Louise Laprade : Et vogue le navire
Avec une pièce solo écrite par l’une des plus belles plumes féminines au Québec, mise en scène par une comédienne d’expérience et interprétée par une autre, la saison du Rideau Vert démarre en trombe. Rencontre avec une fougueuse comédienne devenue une femme de théâtre un peu zen…
Louise Laprade
n’a pas peur d’avouer qu’elle n’a pas réponse à tout… Pour cette femme au volant de la Maudite Machine d’Abla Farhoud, la mise en scène représente un lieu extraordinaire pour se libérer de son orgueil, et apprendre à être soi: «C’est la comédienne Nicole Leblanc qui m’a fait remarquer que je répondais souvent "je ne sais pas" à ses questions. Et c’est vrai! révèle d’emblée Louise Laprade. Alors on cherche, puis on trouve… Si je savais tout à l’avance, les répétitions ne seraient d’aucun intérêt, parce que je n’aurais rien à y découvrir!»
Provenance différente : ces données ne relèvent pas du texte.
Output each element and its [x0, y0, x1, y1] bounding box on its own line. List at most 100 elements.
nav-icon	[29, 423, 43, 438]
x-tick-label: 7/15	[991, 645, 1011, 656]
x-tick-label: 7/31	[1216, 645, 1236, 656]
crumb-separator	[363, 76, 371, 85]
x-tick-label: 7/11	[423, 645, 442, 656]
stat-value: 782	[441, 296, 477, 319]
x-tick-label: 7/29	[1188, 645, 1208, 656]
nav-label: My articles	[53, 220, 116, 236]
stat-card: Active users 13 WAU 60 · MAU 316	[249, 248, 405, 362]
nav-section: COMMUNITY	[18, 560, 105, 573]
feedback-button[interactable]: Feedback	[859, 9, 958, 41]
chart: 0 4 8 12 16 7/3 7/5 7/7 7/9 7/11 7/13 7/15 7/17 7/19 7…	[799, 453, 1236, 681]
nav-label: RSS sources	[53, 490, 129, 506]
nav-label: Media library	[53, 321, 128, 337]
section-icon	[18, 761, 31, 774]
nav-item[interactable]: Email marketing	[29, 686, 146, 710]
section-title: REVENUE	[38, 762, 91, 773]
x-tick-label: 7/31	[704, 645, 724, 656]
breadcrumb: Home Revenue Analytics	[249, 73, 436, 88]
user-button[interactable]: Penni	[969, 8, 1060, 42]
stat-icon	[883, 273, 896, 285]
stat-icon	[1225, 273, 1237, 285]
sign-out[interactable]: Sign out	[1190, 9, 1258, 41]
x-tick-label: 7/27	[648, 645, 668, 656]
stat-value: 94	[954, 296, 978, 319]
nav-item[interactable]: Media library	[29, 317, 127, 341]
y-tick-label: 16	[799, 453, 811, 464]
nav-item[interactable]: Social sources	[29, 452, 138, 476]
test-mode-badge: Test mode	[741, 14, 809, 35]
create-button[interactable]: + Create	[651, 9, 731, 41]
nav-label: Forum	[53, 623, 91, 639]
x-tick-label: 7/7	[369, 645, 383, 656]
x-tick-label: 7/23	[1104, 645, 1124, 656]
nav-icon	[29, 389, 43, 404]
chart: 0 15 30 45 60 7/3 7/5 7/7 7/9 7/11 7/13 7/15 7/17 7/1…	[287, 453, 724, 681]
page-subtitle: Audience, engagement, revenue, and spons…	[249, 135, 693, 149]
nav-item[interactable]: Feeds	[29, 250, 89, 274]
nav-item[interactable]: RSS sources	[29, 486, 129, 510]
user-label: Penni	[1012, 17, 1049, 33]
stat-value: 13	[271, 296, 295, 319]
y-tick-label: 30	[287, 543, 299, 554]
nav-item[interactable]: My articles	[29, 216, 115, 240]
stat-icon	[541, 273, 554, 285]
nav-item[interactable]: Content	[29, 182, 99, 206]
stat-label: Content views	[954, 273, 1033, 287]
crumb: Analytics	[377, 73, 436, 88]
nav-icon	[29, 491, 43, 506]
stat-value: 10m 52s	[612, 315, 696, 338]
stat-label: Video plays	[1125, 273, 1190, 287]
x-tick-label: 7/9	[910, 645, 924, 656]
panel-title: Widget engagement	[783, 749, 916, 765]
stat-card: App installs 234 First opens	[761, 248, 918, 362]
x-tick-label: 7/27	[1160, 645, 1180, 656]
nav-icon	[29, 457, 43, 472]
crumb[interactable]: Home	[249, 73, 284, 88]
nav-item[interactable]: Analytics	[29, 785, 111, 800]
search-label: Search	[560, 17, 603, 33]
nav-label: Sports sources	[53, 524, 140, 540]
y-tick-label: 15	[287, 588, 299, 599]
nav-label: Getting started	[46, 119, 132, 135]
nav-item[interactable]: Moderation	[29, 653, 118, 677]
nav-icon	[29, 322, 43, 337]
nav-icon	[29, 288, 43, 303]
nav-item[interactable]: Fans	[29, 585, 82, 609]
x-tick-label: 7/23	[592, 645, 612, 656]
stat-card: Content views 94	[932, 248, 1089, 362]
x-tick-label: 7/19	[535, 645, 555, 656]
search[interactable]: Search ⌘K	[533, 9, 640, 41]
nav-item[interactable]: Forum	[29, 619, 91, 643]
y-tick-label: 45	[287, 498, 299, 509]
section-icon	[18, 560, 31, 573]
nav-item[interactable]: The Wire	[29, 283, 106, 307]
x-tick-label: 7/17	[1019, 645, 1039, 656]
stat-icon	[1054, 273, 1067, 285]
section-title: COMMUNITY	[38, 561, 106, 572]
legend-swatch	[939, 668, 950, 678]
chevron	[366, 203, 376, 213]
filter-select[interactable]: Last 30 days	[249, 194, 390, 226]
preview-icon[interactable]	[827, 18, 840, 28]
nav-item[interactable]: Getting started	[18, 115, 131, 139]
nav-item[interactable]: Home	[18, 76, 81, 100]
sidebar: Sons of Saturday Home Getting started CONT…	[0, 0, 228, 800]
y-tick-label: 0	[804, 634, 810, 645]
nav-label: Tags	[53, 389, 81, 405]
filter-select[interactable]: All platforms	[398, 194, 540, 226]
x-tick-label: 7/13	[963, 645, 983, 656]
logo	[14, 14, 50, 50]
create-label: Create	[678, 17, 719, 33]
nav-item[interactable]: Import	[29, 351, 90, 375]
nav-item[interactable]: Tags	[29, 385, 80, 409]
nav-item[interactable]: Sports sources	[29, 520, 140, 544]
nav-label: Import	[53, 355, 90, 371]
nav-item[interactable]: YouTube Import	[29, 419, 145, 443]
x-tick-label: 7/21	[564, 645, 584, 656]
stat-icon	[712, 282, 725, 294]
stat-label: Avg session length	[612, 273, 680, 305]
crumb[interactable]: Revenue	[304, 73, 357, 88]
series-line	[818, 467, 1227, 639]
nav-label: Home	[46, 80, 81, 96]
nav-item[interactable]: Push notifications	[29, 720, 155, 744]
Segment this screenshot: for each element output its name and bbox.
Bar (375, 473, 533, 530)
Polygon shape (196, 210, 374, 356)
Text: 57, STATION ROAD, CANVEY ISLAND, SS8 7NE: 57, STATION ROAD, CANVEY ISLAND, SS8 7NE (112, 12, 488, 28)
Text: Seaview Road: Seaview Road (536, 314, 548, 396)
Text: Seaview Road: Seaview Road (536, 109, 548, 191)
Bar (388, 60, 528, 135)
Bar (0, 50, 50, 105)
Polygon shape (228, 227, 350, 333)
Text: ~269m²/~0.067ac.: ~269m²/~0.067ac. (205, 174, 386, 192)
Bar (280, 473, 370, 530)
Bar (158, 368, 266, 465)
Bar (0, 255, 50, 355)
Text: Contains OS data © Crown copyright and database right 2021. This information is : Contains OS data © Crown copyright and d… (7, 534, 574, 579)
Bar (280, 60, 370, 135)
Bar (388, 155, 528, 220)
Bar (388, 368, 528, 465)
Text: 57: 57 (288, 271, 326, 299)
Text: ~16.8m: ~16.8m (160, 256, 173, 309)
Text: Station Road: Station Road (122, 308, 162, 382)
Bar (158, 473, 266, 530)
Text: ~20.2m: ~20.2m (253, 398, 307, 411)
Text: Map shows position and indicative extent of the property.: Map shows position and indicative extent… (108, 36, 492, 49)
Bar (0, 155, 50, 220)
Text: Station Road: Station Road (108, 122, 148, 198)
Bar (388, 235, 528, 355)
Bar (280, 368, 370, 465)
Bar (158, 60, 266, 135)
Comédienne d’expérience, connue du grand public pour son rôle de Léonie Beauchemin dans Bouscotte, Louise Laprade n’a troqué que momentanément le plaisir de jouer contre celui de diriger. Elle sera cet automne de la distribution du Petit Köchel, une oeuvre de Normand Chaurette fort bien accueillie en Avignon. Si elle a accepté de piloter Maudite Machine d’Abla Farhoud, c’est en grande partie pour le plaisir de «conduire» Nicole Leblanc, «une comédienne au registre fou» qui a déjà joué la pièce sous la direction de Fernand Rainville, en tournée et au théâtre de Trois-Pistoles l’été dernier.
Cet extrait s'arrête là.